Good luck, OP. I am sure this is not easy.


----------



## H0LL0W (Aug 25, 2014)

jld said:


> Good luck, OP. I am sure this is not easy.


thanks


----------



## PBear (Nov 16, 2010)

He's likely going to deny anything you don't have proof about. If you need a confession from him, I'd say you need either a PI or a polygraph. 

C


----------



## PBear (Nov 16, 2010)

Oh, and if you confront him without proof, he'll just start hiding things better..

Does infidelity make any difference if you end up getting a divorce? You may want to consult with a lawyer before you do anything.

C


----------



## MattMatt (May 19, 2012)

I have never seen a hotel chain that does not employ female cleaners or housekeepers.


----------



## Marduk (Jul 16, 2010)

I would say it's insufficient evidence to warrant anything but increased attention to what he's doing.
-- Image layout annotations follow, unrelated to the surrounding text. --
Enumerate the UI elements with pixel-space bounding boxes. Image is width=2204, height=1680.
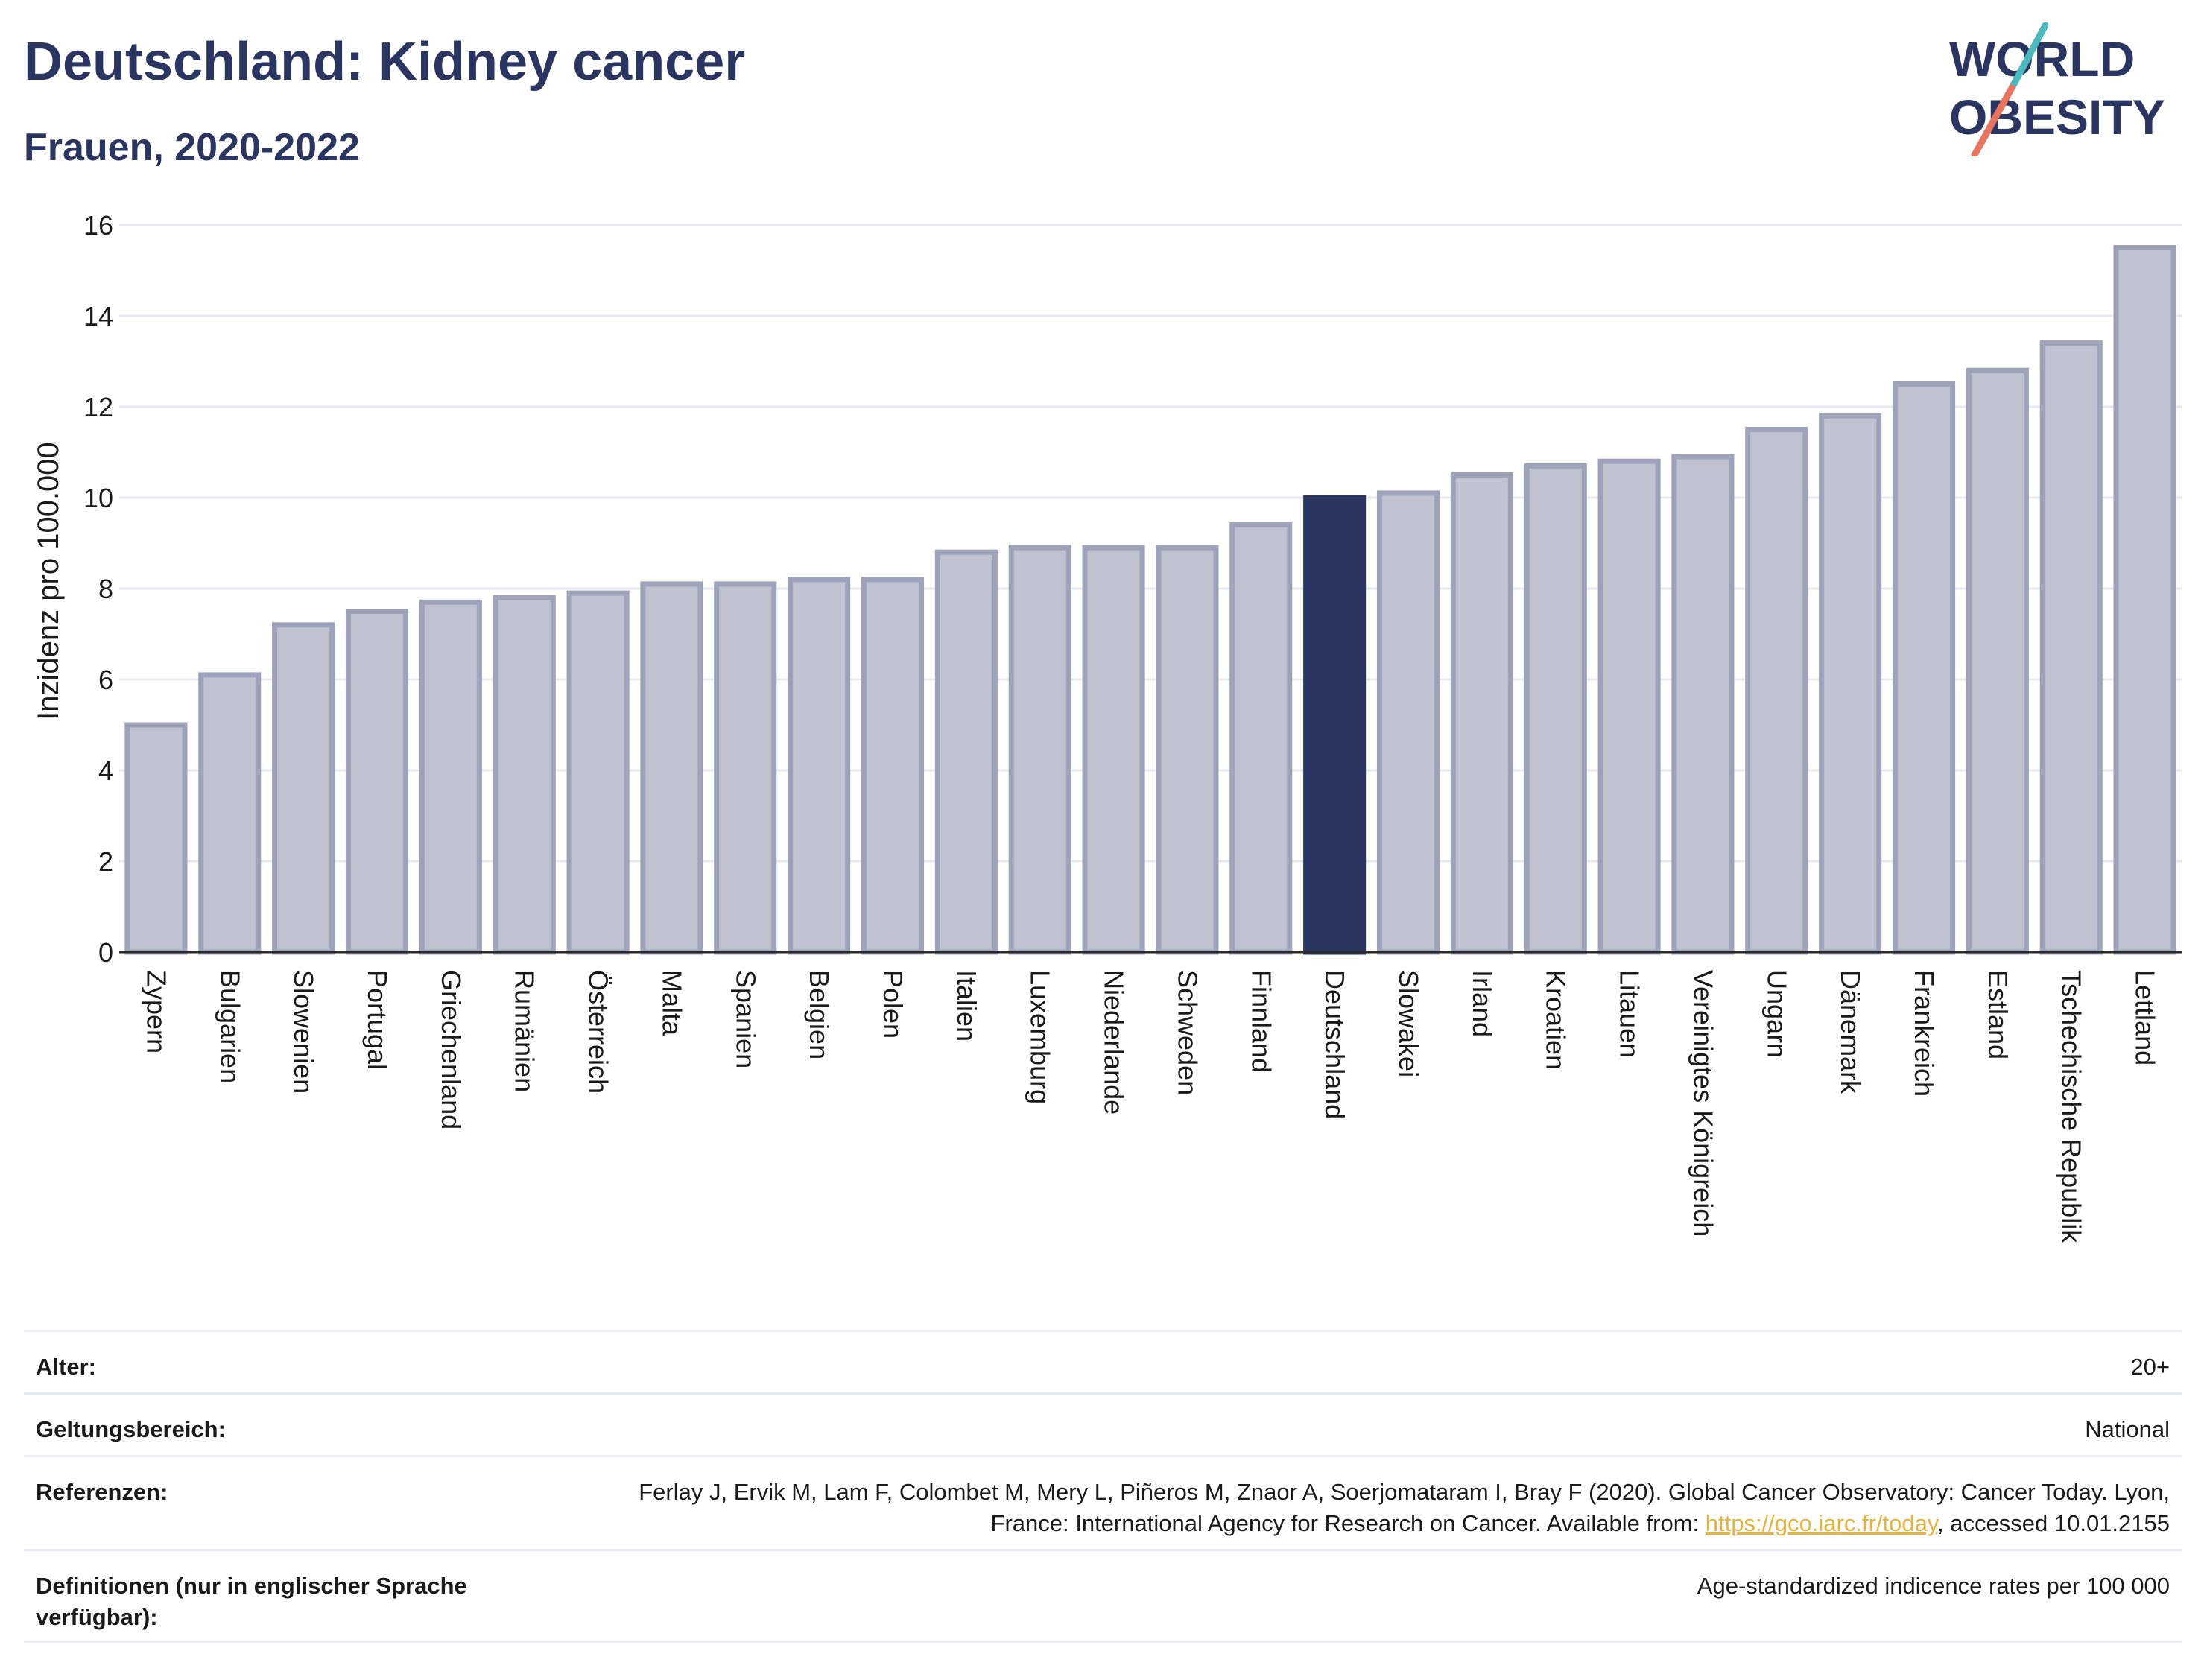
x-tick-label: Deutschland bbox=[1320, 970, 1350, 1119]
bar bbox=[1229, 522, 1293, 955]
bar-highlight bbox=[1303, 495, 1367, 955]
metadata-table: Alter: 20+ Geltungsbereich: National Referen… bbox=[24, 1330, 2182, 1643]
bar bbox=[861, 577, 925, 955]
logo-slash-red bbox=[1971, 84, 2015, 156]
metadata-value: Ferlay J, Ervik M, Lam F, Colombet M, Me… bbox=[639, 1479, 2170, 1536]
y-tick-label: 8 bbox=[98, 574, 113, 604]
y-axis-ticks: 0 2 4 6 8 10 12 14 16 bbox=[83, 210, 113, 968]
bar bbox=[1450, 472, 1513, 955]
world-obesity-logo: WORLD OBESITY bbox=[1949, 22, 2165, 156]
y-axis-title: Inzidenz pro 100.000 bbox=[32, 442, 65, 720]
x-tick-label: Dänemark bbox=[1835, 970, 1866, 1094]
bar bbox=[934, 549, 998, 955]
bar bbox=[124, 722, 188, 955]
y-tick-label: 4 bbox=[98, 755, 113, 786]
chart-title: Deutschland: Kidney cancer bbox=[24, 32, 746, 92]
x-tick-label: Luxemburg bbox=[1025, 970, 1056, 1104]
reference-link[interactable]: https://gco.iarc.fr/today bbox=[1705, 1510, 1938, 1536]
bars bbox=[124, 245, 2176, 955]
bar bbox=[198, 672, 262, 955]
x-tick-label: Kroatien bbox=[1541, 970, 1571, 1070]
bar bbox=[1008, 545, 1071, 955]
y-tick-label: 6 bbox=[98, 665, 113, 695]
y-tick-label: 12 bbox=[83, 392, 113, 422]
metadata-row: Alter: 20+ bbox=[24, 1330, 2182, 1392]
y-tick-label: 14 bbox=[83, 301, 113, 332]
bar bbox=[493, 595, 556, 955]
bar bbox=[1597, 458, 1661, 955]
x-tick-label: Slowenien bbox=[288, 970, 319, 1094]
bar bbox=[1082, 545, 1145, 955]
metadata-row: Referenzen: Ferlay J, Ervik M, Lam F, Col… bbox=[24, 1455, 2182, 1549]
x-tick-label: Litauen bbox=[1615, 970, 1645, 1058]
x-tick-label: Malta bbox=[656, 970, 687, 1036]
metadata-row: Definitionen (nur in englischer Sprache … bbox=[24, 1549, 2182, 1643]
x-tick-label: Polen bbox=[878, 970, 908, 1039]
bar bbox=[1156, 545, 1219, 955]
y-tick-label: 10 bbox=[83, 483, 113, 513]
metadata-row: Geltungsbereich: National bbox=[24, 1392, 2182, 1455]
x-tick-label: Slowakei bbox=[1393, 970, 1424, 1077]
y-tick-label: 16 bbox=[83, 210, 113, 241]
x-tick-label: Vereinigtes Königreich bbox=[1688, 970, 1718, 1237]
metadata-label: Referenzen: bbox=[36, 1479, 168, 1505]
x-tick-label: Irland bbox=[1467, 970, 1498, 1037]
bar bbox=[1819, 413, 1882, 955]
bar-chart: 0 2 4 6 8 10 12 14 16 Inzidenz pro 100.000 Zyper… bbox=[32, 210, 2182, 1243]
x-tick-label: Italien bbox=[951, 970, 982, 1042]
bar bbox=[345, 609, 409, 955]
bar bbox=[272, 622, 335, 955]
x-axis-labels: Zypern Bulgarien Slowenien Portugal Griechen… bbox=[141, 970, 2160, 1243]
metadata-label: Definitionen (nur in englischer Sprache … bbox=[36, 1573, 467, 1630]
metadata-value: 20+ bbox=[2130, 1354, 2170, 1380]
logo-slash-teal bbox=[2008, 22, 2049, 92]
metadata-label: Geltungsbereich: bbox=[36, 1416, 226, 1442]
bar bbox=[788, 577, 851, 955]
x-tick-label: Finnland bbox=[1246, 970, 1276, 1073]
x-tick-label: Tschechische Republik bbox=[2056, 970, 2087, 1243]
x-tick-label: Ungarn bbox=[1761, 970, 1792, 1058]
metadata-value: National bbox=[2085, 1416, 2170, 1442]
x-tick-label: Niederlande bbox=[1099, 970, 1130, 1115]
x-tick-label: Belgien bbox=[804, 970, 835, 1059]
x-tick-label: Lettland bbox=[2130, 970, 2161, 1065]
bar bbox=[1376, 490, 1440, 955]
bar bbox=[1745, 427, 1808, 955]
x-tick-label: Griechenland bbox=[436, 970, 466, 1129]
x-tick-label: Schweden bbox=[1172, 970, 1203, 1095]
x-tick-label: Bulgarien bbox=[215, 970, 245, 1083]
logo-line1: WORLD bbox=[1949, 31, 2135, 86]
x-tick-label: Frankreich bbox=[1909, 970, 1939, 1097]
x-tick-label: Zypern bbox=[141, 970, 171, 1053]
metadata-value: Age-standardized indicence rates per 100… bbox=[1697, 1573, 2170, 1599]
bar bbox=[1671, 454, 1735, 955]
y-tick-label: 0 bbox=[98, 937, 113, 968]
bar bbox=[1524, 463, 1587, 955]
bar bbox=[419, 599, 482, 955]
metadata-label: Alter: bbox=[36, 1354, 96, 1380]
bar bbox=[640, 581, 703, 955]
x-tick-label: Estland bbox=[1983, 970, 2013, 1059]
bar bbox=[2039, 340, 2103, 955]
x-tick-label: Spanien bbox=[730, 970, 761, 1068]
y-tick-label: 2 bbox=[98, 846, 113, 877]
bar bbox=[714, 581, 777, 955]
x-tick-label: Rumänien bbox=[510, 970, 540, 1092]
bar bbox=[566, 590, 630, 955]
bar bbox=[1892, 381, 1956, 955]
bar bbox=[1966, 367, 2029, 955]
chart-subtitle: Frauen, 2020-2022 bbox=[24, 126, 360, 169]
x-tick-label: Österreich bbox=[583, 970, 614, 1094]
x-tick-label: Portugal bbox=[362, 970, 393, 1070]
bar bbox=[2113, 245, 2176, 955]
His other actions are actually more alarming and that's what I would focus with him on.


----------



## turnera (Jan 22, 2010)

Honestly the worst thing so far is that you are not being a family any more. Seeing you one day a week just can't keep the family going, and it can't keep his love for you going (at least not easily). You two need time together to stay bonded. Right now, I would focus on that, since it would be so hard to prove anything with you not living there and him being in a hotel 24/7. Figure out some way for you to spend more time in his city, start taking up more of his time, remind him in that way of why he fell in love with you; he needs to be reminded of that. Can you take steps to go ahead and rent in his city?


----------



## turnera (Jan 22, 2010)

MattMatt said:


> I have never seen a hotel chain that does not employ female cleaners or housekeepers.


I agree. I think that is a lie. So if his friend is lying, it's because he's protecting your husband.


----------



## MattMatt (May 19, 2012)

turnera said:


> I agree. I think that is a lie. So if his friend is lying, it's because he's protecting your husband.


Or is the type of person who makes stuff up just because he can.


----------